Considering the novelty of the research, it is no small wonder why it made the cover of JACS. How so? Well, the article outlines a new platform synthesis technique that will help accelerate the use of sustainable materials to produce plastics with enhanced properties that are not derived from petrochemicals.
The issue with petrochemicals
Traditionally plastics are created using petrochemicals, which are chemicals derived from petroleum and natural gas. Our reliance on petroleum to create plastics is illustrated by the fact that plastics account for 10% of global oil production. Every day 3.5 million barrels of oil are used to produce single-use plastics alone. Using petrochemicals to produce plastics is not sustainable and creates greenhouse gas emissions, waste, and pollution.
Accelerating change with a new technique
Plastics derived from biobased materials and molecules provide an alternative to our reliance on petrochemicals. However, the adoption of biobased molecules for plastic and polymer production by the chemical industry remains slow.

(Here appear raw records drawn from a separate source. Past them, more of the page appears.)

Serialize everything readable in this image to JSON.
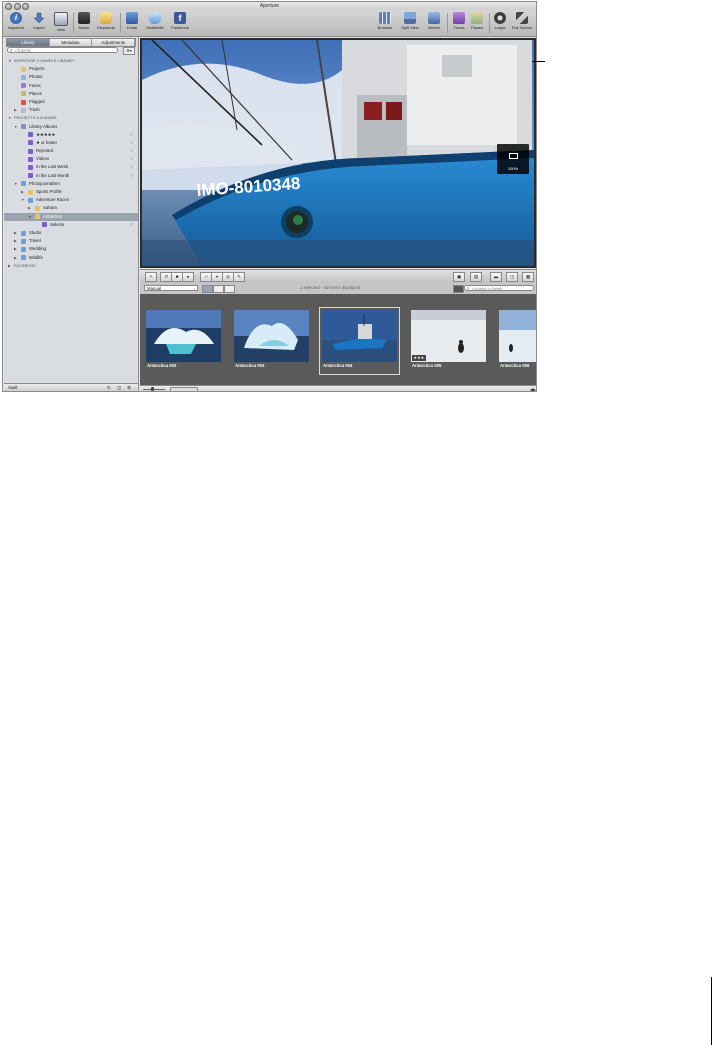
{
  "window": {
    "title": "Aperture"
  },
  "toolbar": {
    "inspector": "Inspector",
    "import": "Import",
    "new": "New",
    "name": "Name",
    "keywords": "Keywords",
    "email": "Email",
    "mobileme": "MobileMe",
    "facebook": "Facebook",
    "browser": "Browser",
    "split_view": "Split View",
    "viewer": "Viewer",
    "faces": "Faces",
    "places": "Places",
    "loupe": "Loupe",
    "full_screen": "Full Screen"
  },
  "inspector_tabs": [
    "Library",
    "Metadata",
    "Adjustments"
  ],
  "search": {
    "placeholder": "All Items"
  },
  "library": {
    "header": "APERTURE 3 SAMPLE LIBRARY",
    "items": [
      "Projects",
      "Photos",
      "Faces",
      "Places",
      "Flagged",
      "Trash"
    ]
  },
  "projects": {
    "header": "PROJECTS & ALBUMS",
    "library_albums": "Library Albums",
    "smart_albums": [
      "★★★★★",
      "★ or better",
      "Rejected",
      "Videos",
      "In the Last Week",
      "In the Last Month"
    ],
    "photojournalism": "Photojournalism",
    "sports_profile": "Sports Profile",
    "adventure_races": "Adventure Races",
    "sahara": "Sahara",
    "antarctica": "Antarctica",
    "selects": "Selects",
    "folders": [
      "Studio",
      "Travel",
      "Wedding",
      "Wildlife"
    ]
  },
  "facebook_header": "FACEBOOK",
  "vault": "Vault",
  "viewer": {
    "zoom": "100%",
    "hull_text": "IMO-8010348"
  },
  "browser": {
    "sort": "Manual",
    "status": "1 selected – 82 items displayed",
    "rating_filter": "Unrated or Better"
  },
  "thumbnails": [
    {
      "caption": "Antarctica 002",
      "selected": false,
      "stars": ""
    },
    {
      "caption": "Antarctica 003",
      "selected": false,
      "stars": ""
    },
    {
      "caption": "Antarctica 004",
      "selected": true,
      "stars": ""
    },
    {
      "caption": "Antarctica 005",
      "selected": false,
      "stars": "★★★"
    },
    {
      "caption": "Antarctica 006",
      "selected": false,
      "stars": ""
    }
  ],
  "colors": {
    "accent_blue": "#1f6fb5",
    "sidebar_bg": "#d9dce1",
    "filmstrip_bg": "#5a5a5a"
  }
}
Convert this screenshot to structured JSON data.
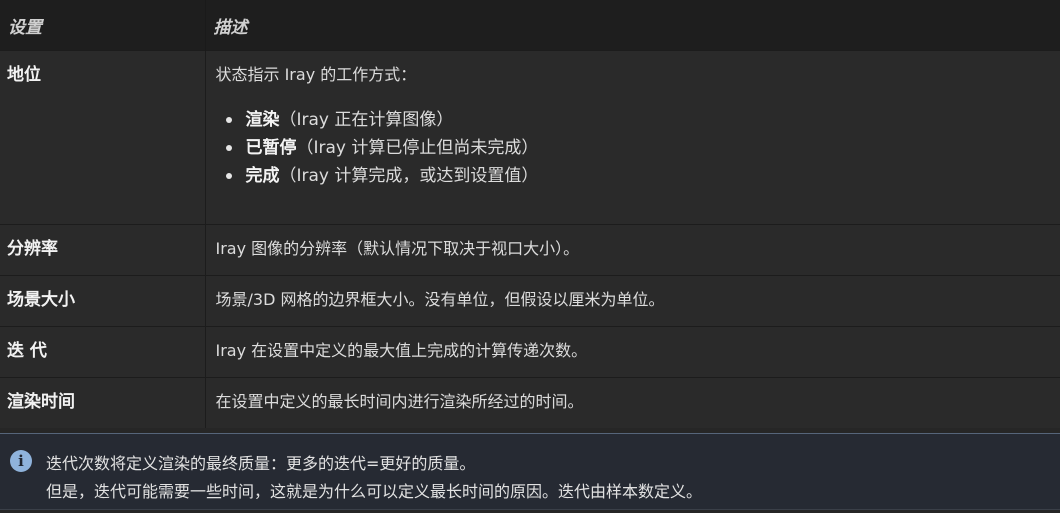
{
  "table": {
    "headers": {
      "setting": "设置",
      "description": "描述"
    },
    "rows": {
      "status": {
        "name": "地位",
        "intro": "状态指示 Iray 的工作方式：",
        "states": [
          {
            "term": "渲染",
            "detail": "（Iray 正在计算图像）"
          },
          {
            "term": "已暂停",
            "detail": "（Iray 计算已停止但尚未完成）"
          },
          {
            "term": "完成",
            "detail": "（Iray 计算完成，或达到设置值）"
          }
        ]
      },
      "resolution": {
        "name": "分辨率",
        "desc": "Iray 图像的分辨率（默认情况下取决于视口大小）。"
      },
      "scene_size": {
        "name": "场景大小",
        "desc": "场景/3D 网格的边界框大小。没有单位，但假设以厘米为单位。"
      },
      "iterations": {
        "name": "迭 代",
        "desc": "Iray 在设置中定义的最大值上完成的计算传递次数。"
      },
      "render_time": {
        "name": "渲染时间",
        "desc": "在设置中定义的最长时间内进行渲染所经过的时间。"
      }
    }
  },
  "note": {
    "icon": "info-icon",
    "icon_glyph": "i",
    "line1": "迭代次数将定义渲染的最终质量：更多的迭代=更好的质量。",
    "line2": "但是，迭代可能需要一些时间，这就是为什么可以定义最长时间的原因。迭代由样本数定义。"
  }
}
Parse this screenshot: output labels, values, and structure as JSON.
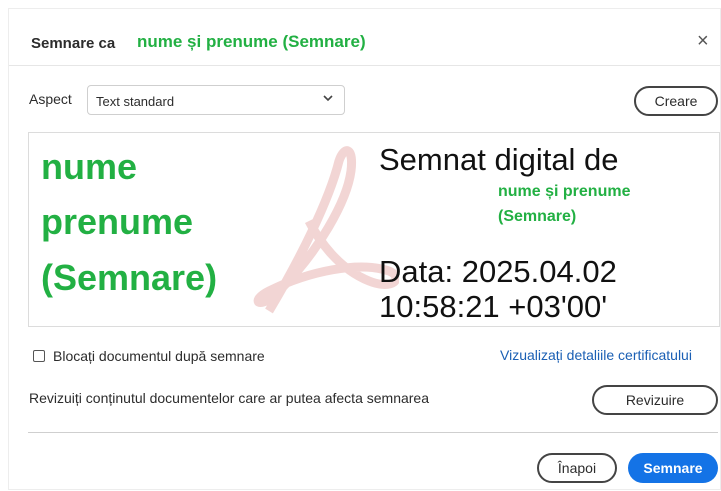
{
  "header": {
    "title": "Semnare ca",
    "signer_name": "nume și prenume (Semnare)",
    "close_glyph": "×"
  },
  "aspect": {
    "label": "Aspect",
    "selected": "Text standard",
    "create_label": "Creare"
  },
  "preview": {
    "name_lines": [
      "nume",
      "prenume",
      "(Semnare)"
    ],
    "signed_by": "Semnat digital de",
    "signer_lines": [
      "nume și prenume",
      "(Semnare)"
    ],
    "date_line": "Data: 2025.04.02",
    "time_line": "10:58:21 +03'00'",
    "watermark_icon": "acrobat-logo-watermark"
  },
  "options": {
    "lock_label": "Blocați documentul după semnare",
    "lock_checked": false,
    "cert_link": "Vizualizați detaliile certificatului"
  },
  "review": {
    "text": "Revizuiți conținutul documentelor care ar putea afecta semnarea",
    "button_label": "Revizuire"
  },
  "footer": {
    "back_label": "Înapoi",
    "sign_label": "Semnare"
  },
  "colors": {
    "accent": "#1473e6",
    "highlight_green": "#22b043",
    "link": "#1a5fb4"
  }
}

The collaborative research conducted by Cochran, Shanks and Tessonnier’s research groups may help accelerate the chemical industry’s adoption of biobased molecules to make plastics and other polymers.
As Carter explains, she and her colleagues’ article outlines a new synthesis method that “takes biobased molecules and transforms them into performance-enhanced plastics that cannot be readily derived from traditional petrochemicals.”

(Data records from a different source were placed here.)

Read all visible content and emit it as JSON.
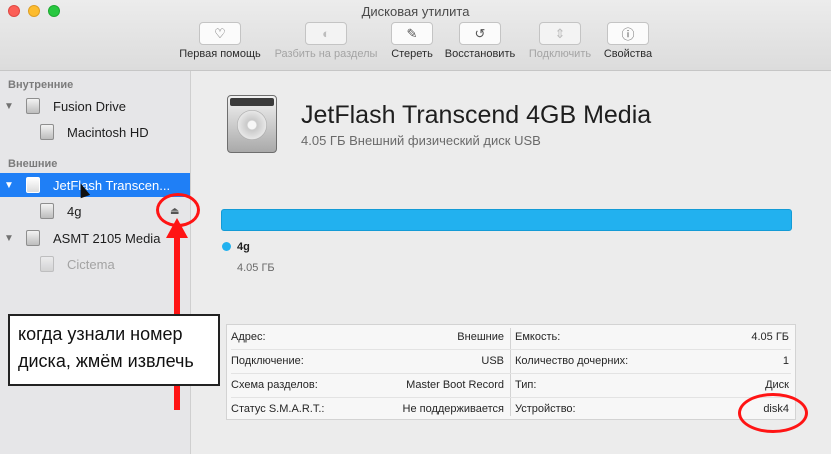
{
  "window": {
    "title": "Дисковая утилита"
  },
  "toolbar": {
    "buttons": [
      {
        "label": "Первая помощь",
        "icon": "stethoscope-icon",
        "glyph": "♡",
        "enabled": true
      },
      {
        "label": "Разбить на разделы",
        "icon": "partition-icon",
        "glyph": "◐",
        "enabled": false
      },
      {
        "label": "Стереть",
        "icon": "erase-icon",
        "glyph": "✎",
        "enabled": true
      },
      {
        "label": "Восстановить",
        "icon": "restore-icon",
        "glyph": "↺",
        "enabled": true
      },
      {
        "label": "Подключить",
        "icon": "mount-icon",
        "glyph": "⇕",
        "enabled": false
      },
      {
        "label": "Свойства",
        "icon": "info-icon",
        "glyph": "ⓘ",
        "enabled": true
      }
    ]
  },
  "sidebar": {
    "internal_header": "Внутренние",
    "external_header": "Внешние",
    "items": [
      {
        "label": "Fusion Drive"
      },
      {
        "label": "Macintosh HD"
      },
      {
        "label": "JetFlash Transcen..."
      },
      {
        "label": "4g"
      },
      {
        "label": "ASMT 2105 Media"
      },
      {
        "label": "Cictema"
      }
    ],
    "eject_glyph": "⏏"
  },
  "disk": {
    "name": "JetFlash Transcend 4GB Media",
    "subtitle": "4.05 ГБ Внешний физический диск USB",
    "partition_name": "4g",
    "partition_size": "4.05 ГБ",
    "accent": "#22b1ef",
    "usage_fraction": 1.0
  },
  "info": {
    "left": [
      {
        "key": "Адрес:",
        "value": "Внешние"
      },
      {
        "key": "Подключение:",
        "value": "USB"
      },
      {
        "key": "Схема разделов:",
        "value": "Master Boot Record"
      },
      {
        "key": "Статус S.M.A.R.T.:",
        "value": "Не поддерживается"
      }
    ],
    "right": [
      {
        "key": "Емкость:",
        "value": "4.05 ГБ"
      },
      {
        "key": "Количество дочерних:",
        "value": "1"
      },
      {
        "key": "Тип:",
        "value": "Диск"
      },
      {
        "key": "Устройство:",
        "value": "disk4"
      }
    ]
  },
  "annotation": {
    "text_line1": "когда узнали номер",
    "text_line2": "диска, жмём извлечь",
    "color": "#ff1414"
  }
}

The technique the researchers developed has the potential to accelerate the adoption of more sustainable methods of plastic production.
The article showcased how a conventional plastic could be tailored to exhibit superior water resistance and flame retardance without sacrificing key polymer properties.
This tailoring of the plastic demonstrates that businesses could create new fire and water-resistant clothing, textiles, wiring, carpets, and more.
As Carter notes, though, “The plastics we produced are not the novelty. The real novelty is our platform synthesis that takes advantage of biobased molecules because it can be generalized to insert a range of properties into various polymers.”
This strategy can be adapted to produce plastics with improved strength, flexibility, shock resistance, corrosion resistance, and more. This opens up opportunities for businesses to produce new and superior products.
Increased demand for such products cold help the chemical industry embraces the use of sustainable materials to create new and useful plastics that cannot be easily derived from petrochemicals. Such a shift can move us away from our reliance on petroleum to produce plastics.